目逆而送之,曰:“美而艷。”色美曰艷。○艷,以贍反,美色也。
[疏]“目逆”至“而艷”。
○正義曰:未至則目逆,既過則目送,俱是目也,故以目冠之。美者,言其形貌美;艷者,言其顏色好,故曰“美而艷”。為二事之辭。“色美曰艷”,《詩毛傳》文也。

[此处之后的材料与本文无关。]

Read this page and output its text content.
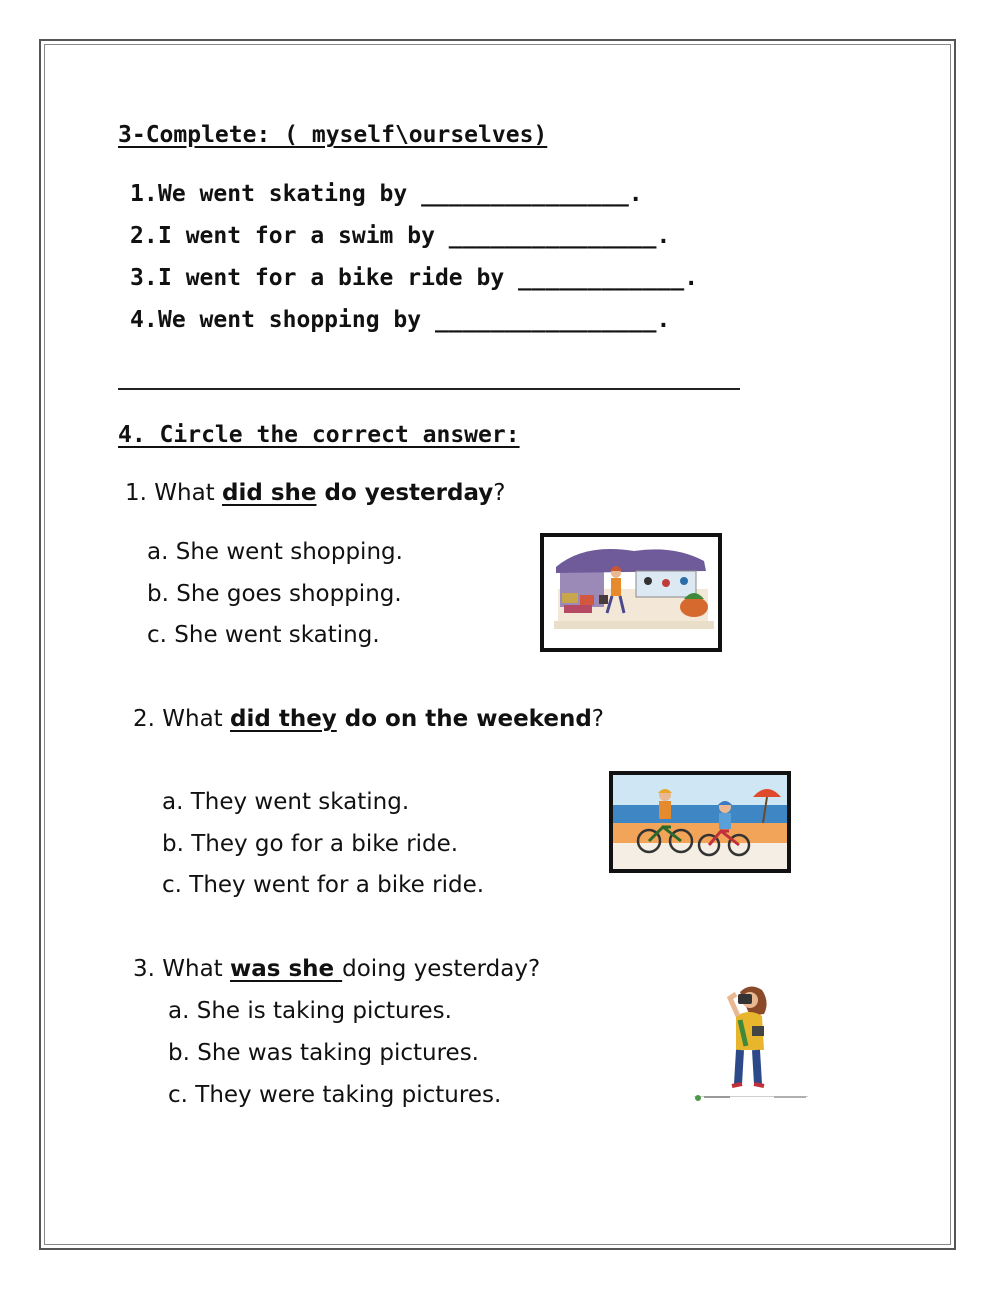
3-Complete: ( myself\ourselves)
1.We went skating by _______________.
2.I went for a swim by _______________.
3.I went for a bike ride by ____________.
4.We went shopping by ________________.
4. Circle the correct answer:
1. What did she do yesterday?
a. She went shopping.
b. She goes shopping.
c. She went skating.
2. What did they do on the weekend?
a. They went skating.
b. They go for a bike ride.
c. They went for a bike ride.
3. What was she doing yesterday?
a. She is taking pictures.
b. She was taking pictures.
c. They were taking pictures.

【經】二年,春,王正月戊申,宋督弒其君與夷及其大夫孔父。(稱督以弒,罪在督也。孔父稱名者,內不能治其閨門,外取怨於民,身死而禍及其君。○閨音圭。)
[疏]“宋督”至“孔父”。
○正義曰:凡言“其”者,是其身之所有,君是臣之君,故臣弒君,則云弒其君;臣是君之臣,故君殺臣,則云殺其大夫;子亦君之子,故云殺其世子。稱國稱人以殺亦言“其”者,人與國并舉,一國之辭,君與大夫皆是國人所有,故亦言“其”也。若兩臣相殺,死者非殺者所有,則兩書名氏,不得言“其”,則王札子殺召伯、毛伯是也。與夷是督之君,言弒其君則可,孔父非督之大夫,而言及其大夫者,與君俱死。據君為文,言宋督弒其君;據督為文,而上弒其君也,言及其大夫孔父;據君為文,而下及其大夫,言及與夷之大夫,非督之大夫也。仇牧荀息其意亦同。
○注“稱督”至“其君”。
○正義曰:宣四年傳例曰:“弒君:稱君,君無道也;稱臣,臣之罪也。”故知稱督以弒,罪在督也。諸言父者,雖或是字,而春秋之世,有齊侯祿父、蔡侯考父、季孫行父、衛孫林父,乃皆是名,故杜以孔父為名。文七年“宋人殺其大夫”,傳曰“不稱名,眾也;且言非其罪也”。不名者非其罪,則知稱名者,皆有罪矣。杜既以孔父為名,因論為罪之狀,內不能治其閨門,使妻行於路,令華督見之;外取怨於民,使君數攻戰而國人恨之,身死而禍及其君,故書名以罪孔父也。《釋例》曰:“經書‘宋督弒其君與夷及其大夫孔父’,仲尼、丘明唯以先后見義,無善孔父之文。孔父為國政則取怨於民,治其家則無閨闈之教,身先見殺,禍遂及君。既無所善,仇牧不警,而遇賊又死無忠事。晉之荀息,期欲復言,本無大節。先儒皆隨加善例,又為不安。經書臣蒙君弒者有三,直是弒死相及,即實為文。仲尼以督為有無君之心,改書一事而已,無他例也。”是以孔父行無可善,書名罪之也。案《公羊》、《穀梁》及先儒皆以善孔父而書字,知不然者,案“宋人殺其大夫司馬”,傳稱“握節以死,故書其官”。“又宋人殺其大夫”,傳以為無罪,“不書名”。今孔父之死,傳無善事,故杜氏之意,以父為名,言若齊侯祿父、宋公茲父之等。父既是名,孔則為氏,猶仇牧、荀息被殺皆書名氏。蓋孔父先世以孔為氏,故傳云“督攻孔氏”也。婦人之出,禮必擁蔽其面,孔父妻行,令人見其色美,是不能治其閨門。及殤公之好攻戰,孔父須伏死而爭,乃從君之非,是取怨於百姓。事由孔父,遂禍及其君,似公子比劫立加弒君之罪。杜君積累其惡,故以書名責之。劉君不達此旨,妄為規過,非也。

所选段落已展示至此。